Adam Sternbergh of Vulture wrote, "The most pleasurable moment in this episode? Billy Walsh gets a huge Medellin tattoo across his back. A funny visual gag, even though it underscores the fact that every character on this show is only allowed two personality traits (Billy: obsessive, insane)." Trish Wethman of TV Guide wrote, "I thought for sure the dinner was going to go south. Thankfully for Vince and the good of the movie, the two held off from killing each other. I can't wait to see what happens when Ari starts negotiating with Walsh. That should be something to see."

Dawnie Walton of Entertainment Weekly wrote, "What did I find amazing about tonight's episode? Not that at long last E and Wally Balls finally threw down. Not that Drama looked ridiculous wearing a trucker hat — hell, the majority of Los Angelenos wouldn't know a big rig from Optimus Prime.
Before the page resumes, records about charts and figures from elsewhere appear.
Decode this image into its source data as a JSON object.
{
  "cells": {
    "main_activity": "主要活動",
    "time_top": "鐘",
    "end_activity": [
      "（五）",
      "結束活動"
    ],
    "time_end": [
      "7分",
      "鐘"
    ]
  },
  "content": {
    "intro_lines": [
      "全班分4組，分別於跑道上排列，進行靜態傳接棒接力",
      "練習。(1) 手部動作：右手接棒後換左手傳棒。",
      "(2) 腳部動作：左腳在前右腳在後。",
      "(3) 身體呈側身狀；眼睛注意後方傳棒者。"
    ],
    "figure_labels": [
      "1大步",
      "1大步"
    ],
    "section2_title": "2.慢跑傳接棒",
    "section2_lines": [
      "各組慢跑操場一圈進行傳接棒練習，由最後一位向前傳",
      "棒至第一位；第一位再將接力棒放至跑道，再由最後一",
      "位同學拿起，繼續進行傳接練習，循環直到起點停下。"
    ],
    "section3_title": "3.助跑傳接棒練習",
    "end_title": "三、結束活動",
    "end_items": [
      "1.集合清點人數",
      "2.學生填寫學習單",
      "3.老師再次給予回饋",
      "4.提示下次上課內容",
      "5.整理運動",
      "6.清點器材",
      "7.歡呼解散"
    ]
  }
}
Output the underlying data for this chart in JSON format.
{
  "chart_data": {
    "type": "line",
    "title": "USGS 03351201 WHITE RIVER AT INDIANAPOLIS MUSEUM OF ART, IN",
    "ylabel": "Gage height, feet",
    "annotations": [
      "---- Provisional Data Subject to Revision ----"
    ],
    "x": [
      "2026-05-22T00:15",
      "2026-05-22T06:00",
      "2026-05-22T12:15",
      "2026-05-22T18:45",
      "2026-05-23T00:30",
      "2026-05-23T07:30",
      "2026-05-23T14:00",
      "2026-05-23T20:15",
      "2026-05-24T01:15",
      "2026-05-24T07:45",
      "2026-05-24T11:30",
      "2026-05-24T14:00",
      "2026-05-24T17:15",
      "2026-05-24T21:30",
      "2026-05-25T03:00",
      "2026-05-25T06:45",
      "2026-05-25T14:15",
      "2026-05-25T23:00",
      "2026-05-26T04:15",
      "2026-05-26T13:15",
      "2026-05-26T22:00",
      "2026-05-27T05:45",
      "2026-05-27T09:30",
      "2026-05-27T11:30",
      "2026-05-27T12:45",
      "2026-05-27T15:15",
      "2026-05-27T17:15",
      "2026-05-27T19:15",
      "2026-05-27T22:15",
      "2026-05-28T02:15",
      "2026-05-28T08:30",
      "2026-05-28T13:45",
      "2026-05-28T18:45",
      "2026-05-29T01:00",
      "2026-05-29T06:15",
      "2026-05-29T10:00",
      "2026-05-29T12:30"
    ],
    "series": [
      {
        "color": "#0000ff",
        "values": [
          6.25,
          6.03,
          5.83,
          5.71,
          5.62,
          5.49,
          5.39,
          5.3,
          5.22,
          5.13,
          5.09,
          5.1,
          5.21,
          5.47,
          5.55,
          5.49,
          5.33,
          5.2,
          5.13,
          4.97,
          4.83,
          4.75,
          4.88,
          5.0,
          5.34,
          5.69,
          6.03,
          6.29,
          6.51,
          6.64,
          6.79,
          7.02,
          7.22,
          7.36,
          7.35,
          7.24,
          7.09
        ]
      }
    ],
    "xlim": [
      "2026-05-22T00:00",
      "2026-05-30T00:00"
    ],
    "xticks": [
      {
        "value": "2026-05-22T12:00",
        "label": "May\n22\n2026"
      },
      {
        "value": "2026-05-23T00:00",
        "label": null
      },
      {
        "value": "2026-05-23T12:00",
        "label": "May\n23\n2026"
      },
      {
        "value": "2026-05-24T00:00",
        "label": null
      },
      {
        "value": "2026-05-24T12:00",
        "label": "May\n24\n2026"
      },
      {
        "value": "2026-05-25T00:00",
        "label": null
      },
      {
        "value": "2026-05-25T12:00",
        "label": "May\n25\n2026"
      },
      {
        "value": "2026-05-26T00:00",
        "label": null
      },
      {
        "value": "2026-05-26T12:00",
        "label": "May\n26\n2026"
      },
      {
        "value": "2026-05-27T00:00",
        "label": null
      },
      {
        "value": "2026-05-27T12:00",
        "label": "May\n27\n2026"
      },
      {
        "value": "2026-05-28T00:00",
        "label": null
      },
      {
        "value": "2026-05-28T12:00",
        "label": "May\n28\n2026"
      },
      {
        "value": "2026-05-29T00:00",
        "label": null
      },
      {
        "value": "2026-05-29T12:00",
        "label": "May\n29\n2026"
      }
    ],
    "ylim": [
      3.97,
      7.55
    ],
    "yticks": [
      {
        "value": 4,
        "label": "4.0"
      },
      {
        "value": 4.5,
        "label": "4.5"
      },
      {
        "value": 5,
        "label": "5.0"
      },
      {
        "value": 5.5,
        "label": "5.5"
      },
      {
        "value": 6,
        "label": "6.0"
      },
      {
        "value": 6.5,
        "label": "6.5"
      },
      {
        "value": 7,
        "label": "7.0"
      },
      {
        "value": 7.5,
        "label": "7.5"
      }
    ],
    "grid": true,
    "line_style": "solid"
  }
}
Nope. It was the trailer for Medellín that played at the end of the episode." Jonathan Toomey of TV Squad wrote, "I think Entourage is finally returning to the level of quality we had been used to. Granted I've been enjoying this season right along, but this episode was spectacular from all accounts. It just flowed very smoothly, had some classic Ari and Drama lines, had E get in a fight, and even guest-starred the very funny Bob Balaban. Sounds like a winner to me."

Kevin Dillon submitted this episode to support his nomination for Outstanding Supporting Actor in a Comedy Series at the 60th Primetime Emmy Awards.